Another month I sold an exclusive country club membership to make payroll. I took the old credit cards and had nine credit cards that I had cash advances maxed out to $143,000.  So there was no quitting.  There was no option.  We knew we had hit on something so that’s where our focus was.

Hattie: (Voiceover) Bart went back to what he knew best and launched a catalog and Internet company targeting do-it-your-selfers.  Today he’ll do $1.5 million in sales per month.

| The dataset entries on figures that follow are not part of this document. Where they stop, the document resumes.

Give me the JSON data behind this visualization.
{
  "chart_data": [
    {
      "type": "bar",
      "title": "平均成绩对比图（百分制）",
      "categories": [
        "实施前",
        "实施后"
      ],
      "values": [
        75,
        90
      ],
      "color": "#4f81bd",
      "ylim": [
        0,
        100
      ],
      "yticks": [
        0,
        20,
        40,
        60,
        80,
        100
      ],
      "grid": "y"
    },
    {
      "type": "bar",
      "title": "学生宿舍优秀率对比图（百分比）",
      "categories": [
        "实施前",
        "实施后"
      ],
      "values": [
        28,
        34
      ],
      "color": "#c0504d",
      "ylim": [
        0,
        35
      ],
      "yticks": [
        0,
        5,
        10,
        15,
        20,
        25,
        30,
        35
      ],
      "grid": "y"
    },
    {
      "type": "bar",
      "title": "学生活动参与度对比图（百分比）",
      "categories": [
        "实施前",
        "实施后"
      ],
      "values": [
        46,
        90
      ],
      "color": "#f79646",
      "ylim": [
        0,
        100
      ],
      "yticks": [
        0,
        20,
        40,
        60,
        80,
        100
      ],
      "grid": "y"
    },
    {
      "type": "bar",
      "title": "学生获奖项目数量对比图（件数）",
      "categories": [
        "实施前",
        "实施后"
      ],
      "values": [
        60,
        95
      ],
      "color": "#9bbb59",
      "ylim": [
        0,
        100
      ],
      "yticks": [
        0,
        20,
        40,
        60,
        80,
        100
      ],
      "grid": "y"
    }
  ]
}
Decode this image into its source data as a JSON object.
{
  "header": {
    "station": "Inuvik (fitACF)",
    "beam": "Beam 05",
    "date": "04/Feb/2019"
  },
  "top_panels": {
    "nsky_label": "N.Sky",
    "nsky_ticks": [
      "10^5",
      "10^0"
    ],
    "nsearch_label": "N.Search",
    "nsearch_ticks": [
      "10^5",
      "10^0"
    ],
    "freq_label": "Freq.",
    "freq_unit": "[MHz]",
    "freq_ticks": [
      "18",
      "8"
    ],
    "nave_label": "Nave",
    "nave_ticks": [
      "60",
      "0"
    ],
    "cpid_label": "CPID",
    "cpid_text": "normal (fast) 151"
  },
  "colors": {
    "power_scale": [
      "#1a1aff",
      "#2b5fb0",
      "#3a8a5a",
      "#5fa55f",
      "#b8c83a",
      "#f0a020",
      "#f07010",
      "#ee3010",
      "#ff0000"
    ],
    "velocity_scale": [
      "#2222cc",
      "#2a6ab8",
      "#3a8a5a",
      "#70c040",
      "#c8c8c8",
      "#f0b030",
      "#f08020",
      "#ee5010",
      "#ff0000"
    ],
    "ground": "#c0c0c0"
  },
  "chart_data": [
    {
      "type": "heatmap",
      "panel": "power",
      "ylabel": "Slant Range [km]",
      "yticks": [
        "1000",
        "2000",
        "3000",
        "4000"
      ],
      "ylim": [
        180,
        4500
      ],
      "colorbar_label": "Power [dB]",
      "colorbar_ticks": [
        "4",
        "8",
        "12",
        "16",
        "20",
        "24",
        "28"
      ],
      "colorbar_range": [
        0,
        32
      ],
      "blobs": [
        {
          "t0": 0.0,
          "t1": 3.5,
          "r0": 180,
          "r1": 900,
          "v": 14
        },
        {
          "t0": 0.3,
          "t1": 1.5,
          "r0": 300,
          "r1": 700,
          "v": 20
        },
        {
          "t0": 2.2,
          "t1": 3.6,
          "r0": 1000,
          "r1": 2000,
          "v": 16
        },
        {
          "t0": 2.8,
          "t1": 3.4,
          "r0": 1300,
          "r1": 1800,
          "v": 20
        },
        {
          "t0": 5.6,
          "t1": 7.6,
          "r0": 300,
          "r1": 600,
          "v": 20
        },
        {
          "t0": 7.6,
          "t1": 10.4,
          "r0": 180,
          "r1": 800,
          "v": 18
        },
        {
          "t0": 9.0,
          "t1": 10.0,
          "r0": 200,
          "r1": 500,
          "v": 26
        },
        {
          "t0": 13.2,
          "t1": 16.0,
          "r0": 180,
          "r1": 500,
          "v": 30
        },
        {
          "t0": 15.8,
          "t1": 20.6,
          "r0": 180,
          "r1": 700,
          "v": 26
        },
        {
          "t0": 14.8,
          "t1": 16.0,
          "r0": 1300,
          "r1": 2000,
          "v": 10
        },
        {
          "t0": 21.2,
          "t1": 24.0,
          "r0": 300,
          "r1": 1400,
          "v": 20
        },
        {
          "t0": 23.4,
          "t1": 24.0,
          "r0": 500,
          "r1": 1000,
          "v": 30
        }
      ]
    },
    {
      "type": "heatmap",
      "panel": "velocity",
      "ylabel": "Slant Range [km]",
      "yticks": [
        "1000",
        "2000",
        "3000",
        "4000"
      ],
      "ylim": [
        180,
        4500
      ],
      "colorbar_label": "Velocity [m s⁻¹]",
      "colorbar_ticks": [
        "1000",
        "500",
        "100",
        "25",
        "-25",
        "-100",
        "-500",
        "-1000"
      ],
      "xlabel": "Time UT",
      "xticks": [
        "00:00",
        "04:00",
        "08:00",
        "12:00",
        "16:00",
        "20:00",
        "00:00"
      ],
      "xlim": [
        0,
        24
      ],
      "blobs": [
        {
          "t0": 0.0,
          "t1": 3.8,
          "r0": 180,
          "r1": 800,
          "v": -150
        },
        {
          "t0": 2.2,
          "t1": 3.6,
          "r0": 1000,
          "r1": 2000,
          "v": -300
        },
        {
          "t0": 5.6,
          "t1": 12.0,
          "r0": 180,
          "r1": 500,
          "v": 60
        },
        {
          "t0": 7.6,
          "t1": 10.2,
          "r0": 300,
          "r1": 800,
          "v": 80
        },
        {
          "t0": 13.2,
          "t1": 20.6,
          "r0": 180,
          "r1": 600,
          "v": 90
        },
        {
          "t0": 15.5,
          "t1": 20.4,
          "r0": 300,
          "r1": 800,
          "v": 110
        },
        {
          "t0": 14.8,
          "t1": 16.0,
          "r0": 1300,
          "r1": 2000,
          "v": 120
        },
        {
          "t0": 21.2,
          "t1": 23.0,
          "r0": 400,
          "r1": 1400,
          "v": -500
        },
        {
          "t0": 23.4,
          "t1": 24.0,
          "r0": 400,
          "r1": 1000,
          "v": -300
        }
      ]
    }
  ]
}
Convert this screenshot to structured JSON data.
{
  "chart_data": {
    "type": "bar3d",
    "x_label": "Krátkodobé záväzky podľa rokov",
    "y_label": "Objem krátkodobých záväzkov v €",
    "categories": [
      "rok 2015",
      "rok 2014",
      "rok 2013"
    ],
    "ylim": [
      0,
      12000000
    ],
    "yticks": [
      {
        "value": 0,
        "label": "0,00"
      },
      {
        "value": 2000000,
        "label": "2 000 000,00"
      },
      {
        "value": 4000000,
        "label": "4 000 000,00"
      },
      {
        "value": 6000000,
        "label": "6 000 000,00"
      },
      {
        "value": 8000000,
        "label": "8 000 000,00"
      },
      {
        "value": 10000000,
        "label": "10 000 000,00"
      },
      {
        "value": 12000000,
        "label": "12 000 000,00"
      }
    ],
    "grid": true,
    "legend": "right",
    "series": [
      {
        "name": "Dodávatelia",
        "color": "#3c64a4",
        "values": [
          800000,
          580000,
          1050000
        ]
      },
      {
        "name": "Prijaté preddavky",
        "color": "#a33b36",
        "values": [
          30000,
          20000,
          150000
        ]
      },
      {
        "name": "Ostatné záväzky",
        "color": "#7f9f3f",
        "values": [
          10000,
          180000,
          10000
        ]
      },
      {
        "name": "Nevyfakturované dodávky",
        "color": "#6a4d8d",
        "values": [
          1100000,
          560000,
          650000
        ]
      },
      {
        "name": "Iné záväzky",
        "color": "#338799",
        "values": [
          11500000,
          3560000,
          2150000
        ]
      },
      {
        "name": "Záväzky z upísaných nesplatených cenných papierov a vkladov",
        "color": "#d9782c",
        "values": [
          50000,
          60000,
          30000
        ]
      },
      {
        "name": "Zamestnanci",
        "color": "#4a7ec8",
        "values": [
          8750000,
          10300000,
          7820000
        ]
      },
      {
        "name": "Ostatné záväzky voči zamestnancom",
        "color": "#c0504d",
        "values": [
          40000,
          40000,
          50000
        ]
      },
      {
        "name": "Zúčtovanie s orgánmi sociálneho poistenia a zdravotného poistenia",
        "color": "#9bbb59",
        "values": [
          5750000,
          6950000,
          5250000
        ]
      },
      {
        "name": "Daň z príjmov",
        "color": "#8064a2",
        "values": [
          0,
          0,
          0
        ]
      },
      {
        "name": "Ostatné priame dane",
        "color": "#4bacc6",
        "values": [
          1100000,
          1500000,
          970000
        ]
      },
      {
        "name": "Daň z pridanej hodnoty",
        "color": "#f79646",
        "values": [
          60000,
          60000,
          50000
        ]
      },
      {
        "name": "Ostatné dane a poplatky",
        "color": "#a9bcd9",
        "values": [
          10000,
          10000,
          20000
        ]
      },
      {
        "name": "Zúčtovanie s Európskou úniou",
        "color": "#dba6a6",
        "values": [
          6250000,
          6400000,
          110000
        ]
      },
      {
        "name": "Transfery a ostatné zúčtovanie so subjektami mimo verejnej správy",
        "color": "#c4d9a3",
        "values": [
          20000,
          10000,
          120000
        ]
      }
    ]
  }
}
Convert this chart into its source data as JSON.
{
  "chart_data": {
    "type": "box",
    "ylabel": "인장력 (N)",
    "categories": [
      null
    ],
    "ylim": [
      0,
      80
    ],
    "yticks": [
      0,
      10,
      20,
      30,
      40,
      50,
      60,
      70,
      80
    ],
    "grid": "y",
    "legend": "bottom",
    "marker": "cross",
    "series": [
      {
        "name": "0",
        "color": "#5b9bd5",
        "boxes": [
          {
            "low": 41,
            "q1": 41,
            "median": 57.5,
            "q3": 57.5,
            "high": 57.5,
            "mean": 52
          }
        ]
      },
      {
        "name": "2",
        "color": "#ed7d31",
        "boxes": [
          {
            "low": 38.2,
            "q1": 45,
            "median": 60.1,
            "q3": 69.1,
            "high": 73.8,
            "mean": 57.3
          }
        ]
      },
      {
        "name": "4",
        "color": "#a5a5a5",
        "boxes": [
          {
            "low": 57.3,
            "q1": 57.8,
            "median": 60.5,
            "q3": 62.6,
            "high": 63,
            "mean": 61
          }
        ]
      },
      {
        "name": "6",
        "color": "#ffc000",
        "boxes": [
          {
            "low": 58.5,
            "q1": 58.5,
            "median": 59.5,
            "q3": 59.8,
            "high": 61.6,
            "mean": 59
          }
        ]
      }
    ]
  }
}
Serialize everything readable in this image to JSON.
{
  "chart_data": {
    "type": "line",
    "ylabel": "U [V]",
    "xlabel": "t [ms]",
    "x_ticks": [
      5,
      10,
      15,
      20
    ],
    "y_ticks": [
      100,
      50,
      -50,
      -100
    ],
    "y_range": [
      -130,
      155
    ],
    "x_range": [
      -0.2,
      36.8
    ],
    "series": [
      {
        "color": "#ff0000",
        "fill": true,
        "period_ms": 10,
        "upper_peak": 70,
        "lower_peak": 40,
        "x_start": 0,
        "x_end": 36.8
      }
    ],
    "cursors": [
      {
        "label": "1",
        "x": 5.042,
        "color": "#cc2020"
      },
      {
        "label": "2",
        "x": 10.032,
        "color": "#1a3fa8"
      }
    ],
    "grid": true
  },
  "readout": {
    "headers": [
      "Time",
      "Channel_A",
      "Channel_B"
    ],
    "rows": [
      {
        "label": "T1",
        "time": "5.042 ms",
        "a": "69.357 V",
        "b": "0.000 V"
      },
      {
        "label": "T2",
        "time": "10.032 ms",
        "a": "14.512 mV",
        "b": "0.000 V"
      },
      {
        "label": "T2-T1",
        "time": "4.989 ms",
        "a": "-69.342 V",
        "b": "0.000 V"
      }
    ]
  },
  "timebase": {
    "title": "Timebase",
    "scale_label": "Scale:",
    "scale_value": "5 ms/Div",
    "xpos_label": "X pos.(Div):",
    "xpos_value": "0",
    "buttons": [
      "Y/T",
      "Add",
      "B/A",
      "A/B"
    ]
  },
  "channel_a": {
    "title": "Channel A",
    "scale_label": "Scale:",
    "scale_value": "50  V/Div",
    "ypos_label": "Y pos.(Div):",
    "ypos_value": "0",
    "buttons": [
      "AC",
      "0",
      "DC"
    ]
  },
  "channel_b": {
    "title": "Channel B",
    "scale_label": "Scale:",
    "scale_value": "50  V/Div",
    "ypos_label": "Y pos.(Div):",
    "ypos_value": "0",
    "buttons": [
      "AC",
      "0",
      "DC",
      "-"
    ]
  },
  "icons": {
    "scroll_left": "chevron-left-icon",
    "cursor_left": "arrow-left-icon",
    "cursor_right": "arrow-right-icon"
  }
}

BART:  We call them the cart guys – people who have been in the golf cart industry for 15 to 30 years.  These people don’t grow on trees.  We have recruiting efforts all around the country.  You combine these people with an engineer that we hired on staff and they collaborate and come up with ways to improve existing products in the golf cart industry.

With the rapid growth we were trying to get personnel to fill the void so I decided to beef up our employee compensation package.  I was trying to make it fun to come into work.

Then when we chose to a couple of years ago hire a hospitality manager, Jazzman, James Baker.  That was the X factor.  He’s our hospitality manager Jazzman is the company chef. We provide lunch for all of our associates Monday through Friday.  He is the company chauffeur. The employee of the month gets a night on the town in the limo with $500 cash to spend any way they want.  The employee of the year gets $5,000 and a night on the town plus he entertains our vendors when they come into town.

He’s the glue I guess you could say that holds the thing together.  He’s Mr. Hospitality.  

It’s obviously easy for me to come in everyday.  For all of the associates I want them to enjoy and look forward to coming into work as much as I do.

If someone doesn’t take you under their wing, find somebody’s wing and crawl under it.

I feel like Rocky Balboa.  Get knocked down on the mat so many times but I was too stupid to lay there so I kept getting back up.  I feel like one of the biggest things that an entrepreneur does is we’re the push factor.  We are relentless. We do not stop.  We just have to press on.  Press on.